The payments were intended as a stop gap measure for a period of three months or until such time that lockdown restrictions were eased and the economy slowly re-opened.
“The payments by the UIF should be seen in the context of government-wide basket of services and interventions to ease the burden of the coronavirus. In the process, and because this is unprecedented, a few mistakes occurred but detractors fail to see the magnitude of the work that has been done and the relief that it has brought to many people in our country.
“Using the measure that one beneficiary is responsible for eight others, the amount of money that has been distributed has covered at least 14-million people in this round of May payments alone. This is a real difference in the lives of workers and is evidence to government’s commitment to make a real difference,” said Employment and Labour Minister Thulas Nxesi.

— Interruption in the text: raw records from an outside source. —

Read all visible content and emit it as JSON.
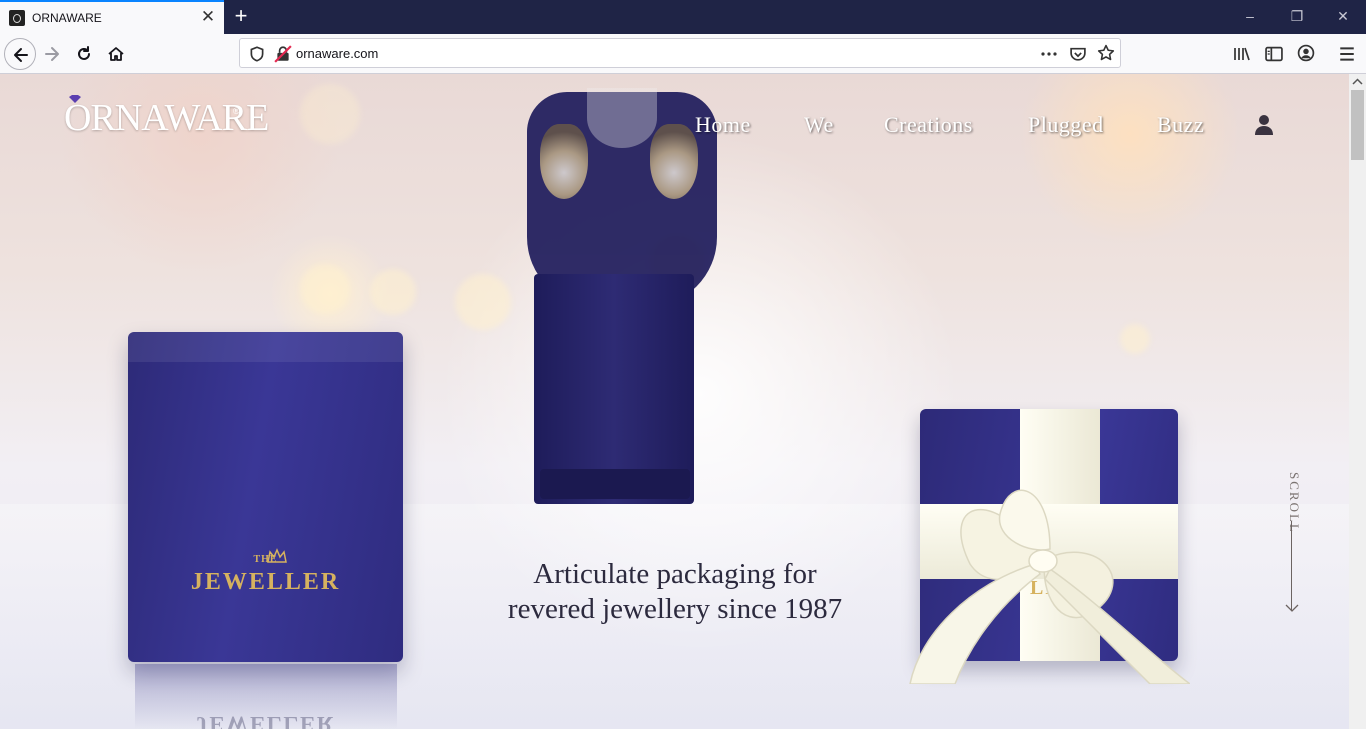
{
  "browser": {
    "tab_title": "ORNAWARE",
    "tab_close": "✕",
    "new_tab": "+",
    "url": "ornaware.com",
    "window_controls": {
      "minimize": "–",
      "restore": "❐",
      "close": "✕"
    },
    "icons": [
      "back-icon",
      "forward-icon",
      "reload-icon",
      "home-icon",
      "shield-icon",
      "insecure-lock-icon",
      "page-actions-icon",
      "pocket-icon",
      "bookmark-star-icon",
      "library-icon",
      "sidebar-icon",
      "account-icon",
      "menu-icon"
    ]
  },
  "site": {
    "logo": "ORNAWARE",
    "logo_reg": "®",
    "nav": [
      "Home",
      "We",
      "Creations",
      "Plugged",
      "Buzz"
    ],
    "hero_line1": "Articulate packaging for",
    "hero_line2": "revered jewellery since 1987",
    "scroll_label": "SCROLL",
    "box_brand_small": "THE",
    "box_brand": "JEWELLER",
    "box_brand_partial": "LE",
    "reflection_text": "JEWELLER"
  },
  "colors": {
    "chrome_dark": "#1f2446",
    "tab_accent": "#0a84ff",
    "box_navy": "#2f2c80",
    "gold": "#d6b25f",
    "hero_text": "#2c2a3e"
  }
}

A fairly sizable amount of R770-million has been paid directly into the bank accounts of the workers instead of being paid through their employers even though the employers lodged the claims on behalf of workers.
The cumulative figure since April that has been paid as relief payments to domestic workers stands at R135-million while a total of R639-million has been paid to workers of foreign nationality.
At the same time, the total benefits amount for ordinary claims has increased over the comparative period by 1.6 percent to R3.3-billion from R3.2-billion.
Unfortunately, 965 751 employees have been unable to receive their benefits because of outstanding information from their employers. This translates to R4.2-billion (R4 201 562 681.30) in payments that has not been paid out and a further 1197 employees have not been paid because the details were rejected by the banks and this amounts to R703 999.25.